Let $\mu$ be a $\sigma$-finite measure on $(\Bbb{R},\mathcal{B}(\Bbb{R}))$. Let us define an operator $T^{\mu}$ on $H=L^2(\mu)$ as follows: $$D(T^{\mu})=\{u\in H: \int (1+x^2)|u(x)|^2\ d\mu(x )<\infty\}\text{ and }(T^{\mu}u)(x)=xu(x)$$
I to show that $T^{\mu}$ is closed and densely defined. I'm able to prove that $T^{\mu}$ is closed. But I'm stuck at the density of $D(T^{\mu})$. My initial guess is to show that simple function are inside $D(T^{\mu})$. But if $E\in\mathcal{B}(\Bbb{R})$ with $\mu(E)<\infty$, $\int\limits_Ex^2\ d\mu(x)$ may not be finite.

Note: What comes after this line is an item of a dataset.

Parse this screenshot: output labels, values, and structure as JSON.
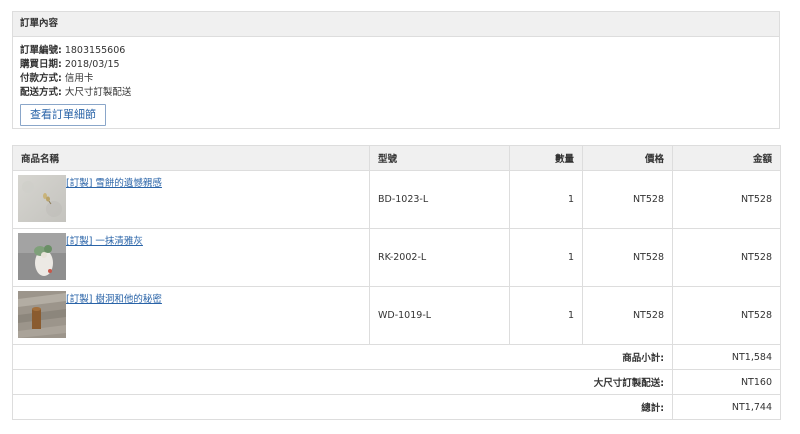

If $\mu$ is regular measure, then $C_c$ functions are dense in $L^2$ and it is true that $C_c$ functions are in $D(T^{\mu})$. But what about general $\sigma$-finite measures?
Can anyone help me with an idea to finish the proof? Thanks for your help in advance.
Even $\sigma-$ finiteness is not necessary.
If $u \in L^{2}(\mu)$ then $u_n=u1_{|x|\leq n} \in D(T^{\mu})$ and $u_n \to u$ in $L^{2}(\mu)$.